Présentation par l’éditeur:
Sur le pont, je passai derrière une forme penchée sur le parapet, et qui semblait regarder le fleuve. De plus près, je distinguai une mince jeune femme, habillée de noir. Entre les cheveux sombres et le col du manteau, on voyait seulement une nuque, fraîche et mouillée, à laquelle je fus sensible. Mais je poursuivis ma route, après une hésitation. J’avais déjà parcouru une cinquantaine de mètres à peu près, lorsque j’entendis le bruit, qui malgré la distance, me parut formidable dans le silence nocturne, d’un corps qui d’abat sur l’eau. Je m’arrêtai net, mais sans me retourner. Presque aussitôt, j’entendis un cri, plusieurs fois répété, qui descendait lui aussi le fleuve, puis s’éteignit brusquement.
Quelques citations:
– J’ai connu un homme qui a donné vingt ans de sa vie à une étourdie, qui lui a tout sacrifié, ses amitiés, son travail, la décence même de sa vie, et qui reconnut un soir qu’il ne l’avait jamais aimée. Il s’ennuyait, voilà tout, il s’ennuyait, comme la plupart des gens. Il s’était donc créé de toutes pièces une vie de complications et de drames. Il faut que quelque chose arrive, voilà l’explication de la plupart des engagements humains. Il faut que quelque chose arrive, même la servitude sans amour, même la guerre, ou la mort.

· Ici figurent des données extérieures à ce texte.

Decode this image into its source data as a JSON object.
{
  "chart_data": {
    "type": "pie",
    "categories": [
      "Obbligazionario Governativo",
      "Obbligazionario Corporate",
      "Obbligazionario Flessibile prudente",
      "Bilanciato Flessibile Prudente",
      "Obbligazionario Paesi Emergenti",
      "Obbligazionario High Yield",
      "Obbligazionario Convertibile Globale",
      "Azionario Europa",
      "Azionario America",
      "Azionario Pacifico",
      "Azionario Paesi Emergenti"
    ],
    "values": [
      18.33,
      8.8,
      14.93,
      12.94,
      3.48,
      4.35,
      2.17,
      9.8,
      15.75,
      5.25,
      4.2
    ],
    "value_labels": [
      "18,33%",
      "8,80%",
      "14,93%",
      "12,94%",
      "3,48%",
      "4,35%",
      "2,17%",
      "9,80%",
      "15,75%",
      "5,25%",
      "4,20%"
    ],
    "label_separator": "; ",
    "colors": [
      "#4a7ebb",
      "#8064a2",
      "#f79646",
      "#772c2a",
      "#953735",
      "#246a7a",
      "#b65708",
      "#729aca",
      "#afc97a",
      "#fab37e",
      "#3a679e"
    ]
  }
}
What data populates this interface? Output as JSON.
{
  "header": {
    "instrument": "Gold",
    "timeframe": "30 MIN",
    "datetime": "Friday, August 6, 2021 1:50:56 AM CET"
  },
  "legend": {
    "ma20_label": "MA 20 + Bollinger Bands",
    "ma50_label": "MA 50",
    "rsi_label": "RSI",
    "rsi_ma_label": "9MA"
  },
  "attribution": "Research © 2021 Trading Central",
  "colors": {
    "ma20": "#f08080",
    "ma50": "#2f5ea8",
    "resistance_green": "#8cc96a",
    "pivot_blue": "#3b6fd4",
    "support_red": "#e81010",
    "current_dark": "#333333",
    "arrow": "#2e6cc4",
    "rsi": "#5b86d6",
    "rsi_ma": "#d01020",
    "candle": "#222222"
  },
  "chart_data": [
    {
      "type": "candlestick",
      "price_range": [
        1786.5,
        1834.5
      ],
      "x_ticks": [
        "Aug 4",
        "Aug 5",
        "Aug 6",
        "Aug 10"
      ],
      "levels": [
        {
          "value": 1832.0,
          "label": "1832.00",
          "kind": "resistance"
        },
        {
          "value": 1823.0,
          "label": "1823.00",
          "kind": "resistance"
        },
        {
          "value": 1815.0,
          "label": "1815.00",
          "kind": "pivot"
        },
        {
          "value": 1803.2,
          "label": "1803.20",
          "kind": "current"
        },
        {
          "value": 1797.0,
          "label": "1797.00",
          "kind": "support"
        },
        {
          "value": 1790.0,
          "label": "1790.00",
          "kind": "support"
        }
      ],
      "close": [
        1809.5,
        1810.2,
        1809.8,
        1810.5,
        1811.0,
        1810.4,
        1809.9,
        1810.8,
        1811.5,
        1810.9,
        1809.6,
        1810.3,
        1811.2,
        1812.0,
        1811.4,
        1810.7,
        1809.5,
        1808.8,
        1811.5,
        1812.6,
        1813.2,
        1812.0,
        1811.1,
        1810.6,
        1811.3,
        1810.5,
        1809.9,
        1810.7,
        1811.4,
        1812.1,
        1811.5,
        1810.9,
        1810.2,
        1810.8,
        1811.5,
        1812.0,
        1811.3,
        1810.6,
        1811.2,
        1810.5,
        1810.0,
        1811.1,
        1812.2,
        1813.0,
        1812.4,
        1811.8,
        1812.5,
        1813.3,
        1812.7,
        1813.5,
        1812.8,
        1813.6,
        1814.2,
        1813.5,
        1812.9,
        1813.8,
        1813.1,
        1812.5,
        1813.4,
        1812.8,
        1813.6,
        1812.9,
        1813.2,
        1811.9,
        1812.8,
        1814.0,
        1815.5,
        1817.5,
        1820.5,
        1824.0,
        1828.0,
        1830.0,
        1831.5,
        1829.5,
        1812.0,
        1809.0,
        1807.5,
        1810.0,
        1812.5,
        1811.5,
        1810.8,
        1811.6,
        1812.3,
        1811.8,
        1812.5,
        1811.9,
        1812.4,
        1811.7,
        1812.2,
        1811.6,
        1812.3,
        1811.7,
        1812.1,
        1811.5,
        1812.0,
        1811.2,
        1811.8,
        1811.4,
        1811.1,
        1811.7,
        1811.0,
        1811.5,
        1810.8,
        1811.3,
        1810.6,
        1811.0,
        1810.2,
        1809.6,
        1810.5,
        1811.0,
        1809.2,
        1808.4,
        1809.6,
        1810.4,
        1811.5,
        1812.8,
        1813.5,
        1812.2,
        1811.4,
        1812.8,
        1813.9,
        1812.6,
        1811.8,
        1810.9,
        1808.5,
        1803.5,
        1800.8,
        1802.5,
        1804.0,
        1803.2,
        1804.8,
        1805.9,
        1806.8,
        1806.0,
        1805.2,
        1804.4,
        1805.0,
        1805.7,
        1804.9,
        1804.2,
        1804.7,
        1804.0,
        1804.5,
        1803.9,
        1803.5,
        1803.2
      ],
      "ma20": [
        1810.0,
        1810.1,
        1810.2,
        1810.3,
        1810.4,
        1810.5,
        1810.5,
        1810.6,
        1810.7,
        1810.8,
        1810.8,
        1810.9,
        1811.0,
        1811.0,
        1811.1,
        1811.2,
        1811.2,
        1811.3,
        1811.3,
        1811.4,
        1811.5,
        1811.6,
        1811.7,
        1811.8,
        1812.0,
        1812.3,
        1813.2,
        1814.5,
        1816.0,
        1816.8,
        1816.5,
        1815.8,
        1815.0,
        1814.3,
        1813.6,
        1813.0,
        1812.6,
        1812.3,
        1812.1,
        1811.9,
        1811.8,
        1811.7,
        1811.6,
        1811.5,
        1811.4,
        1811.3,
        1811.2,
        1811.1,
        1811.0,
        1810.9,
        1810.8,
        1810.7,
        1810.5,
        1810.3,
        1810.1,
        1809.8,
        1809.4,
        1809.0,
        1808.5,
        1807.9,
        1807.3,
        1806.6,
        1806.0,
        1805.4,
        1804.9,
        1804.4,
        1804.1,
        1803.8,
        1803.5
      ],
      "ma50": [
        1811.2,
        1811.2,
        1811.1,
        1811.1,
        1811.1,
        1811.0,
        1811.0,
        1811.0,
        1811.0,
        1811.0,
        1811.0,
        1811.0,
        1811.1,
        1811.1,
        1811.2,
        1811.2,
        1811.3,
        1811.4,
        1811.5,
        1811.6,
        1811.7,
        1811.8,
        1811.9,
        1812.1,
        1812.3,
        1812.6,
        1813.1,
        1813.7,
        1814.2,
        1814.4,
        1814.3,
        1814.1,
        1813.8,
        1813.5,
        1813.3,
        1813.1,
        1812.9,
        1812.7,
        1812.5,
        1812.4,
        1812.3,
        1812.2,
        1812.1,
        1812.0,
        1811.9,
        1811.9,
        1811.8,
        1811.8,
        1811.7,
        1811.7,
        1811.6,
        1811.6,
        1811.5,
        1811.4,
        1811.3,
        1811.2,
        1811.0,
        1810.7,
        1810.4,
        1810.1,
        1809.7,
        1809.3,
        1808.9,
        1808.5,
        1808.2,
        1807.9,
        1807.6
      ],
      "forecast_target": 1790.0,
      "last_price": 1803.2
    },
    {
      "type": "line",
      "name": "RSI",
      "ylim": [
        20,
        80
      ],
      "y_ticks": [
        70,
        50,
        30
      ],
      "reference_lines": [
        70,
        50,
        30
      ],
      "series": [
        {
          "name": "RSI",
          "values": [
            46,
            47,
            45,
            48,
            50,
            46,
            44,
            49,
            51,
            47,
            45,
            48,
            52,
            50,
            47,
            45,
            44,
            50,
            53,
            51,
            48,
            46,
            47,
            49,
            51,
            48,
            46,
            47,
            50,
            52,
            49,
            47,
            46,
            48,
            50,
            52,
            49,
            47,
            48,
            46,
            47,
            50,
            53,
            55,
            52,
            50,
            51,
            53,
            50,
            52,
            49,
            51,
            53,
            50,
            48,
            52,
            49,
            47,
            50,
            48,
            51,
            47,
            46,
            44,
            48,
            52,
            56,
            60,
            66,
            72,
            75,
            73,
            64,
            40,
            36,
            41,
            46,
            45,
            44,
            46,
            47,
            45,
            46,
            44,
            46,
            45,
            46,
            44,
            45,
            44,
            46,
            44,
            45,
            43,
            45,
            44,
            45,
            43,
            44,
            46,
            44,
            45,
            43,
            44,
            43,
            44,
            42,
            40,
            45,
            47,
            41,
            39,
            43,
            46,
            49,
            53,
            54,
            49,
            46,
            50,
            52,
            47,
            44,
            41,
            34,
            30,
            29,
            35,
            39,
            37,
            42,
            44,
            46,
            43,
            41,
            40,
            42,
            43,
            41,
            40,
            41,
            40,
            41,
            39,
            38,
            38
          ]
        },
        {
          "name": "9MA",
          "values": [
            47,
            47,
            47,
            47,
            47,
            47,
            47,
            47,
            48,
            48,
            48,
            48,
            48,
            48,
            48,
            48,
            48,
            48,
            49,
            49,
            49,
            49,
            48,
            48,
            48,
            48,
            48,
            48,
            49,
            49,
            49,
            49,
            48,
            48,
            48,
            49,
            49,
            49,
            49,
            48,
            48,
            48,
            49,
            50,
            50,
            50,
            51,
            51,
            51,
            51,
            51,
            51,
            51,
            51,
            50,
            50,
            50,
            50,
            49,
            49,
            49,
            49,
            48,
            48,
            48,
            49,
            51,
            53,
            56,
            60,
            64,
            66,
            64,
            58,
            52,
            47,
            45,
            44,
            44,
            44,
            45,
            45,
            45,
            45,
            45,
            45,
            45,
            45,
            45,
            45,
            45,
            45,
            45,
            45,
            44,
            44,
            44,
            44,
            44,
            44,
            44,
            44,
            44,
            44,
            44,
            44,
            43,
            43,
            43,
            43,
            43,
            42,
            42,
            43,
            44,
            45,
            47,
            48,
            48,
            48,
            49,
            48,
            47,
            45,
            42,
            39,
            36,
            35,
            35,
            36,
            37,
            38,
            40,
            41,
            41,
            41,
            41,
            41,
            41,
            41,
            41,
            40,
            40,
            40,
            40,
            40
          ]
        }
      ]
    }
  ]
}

– C’est si vrai que nous nous confions rarement à ceux qui sont meilleurs que nous. Nous fuirions plutôt leur société. Le plus souvent, au contraire, nous nous confessons à ceux qui nous ressemblent et qui partagent nos faiblesses. Nous ne désirons donc pas nous corriger, ni être améliorés: il faudrait d’abord que nous fussions jugés défaillants. Nous souhaitons seulement être plaints et encouragés dans notre voie. En somme, nous voudrions, en même temps, ne plus être coupables et ne pas faire l’effort de nous purifier. Pas assez de cynisme et pas assez de vertu. Nous n’avons ni l’énergie du mal, ni celle du bien.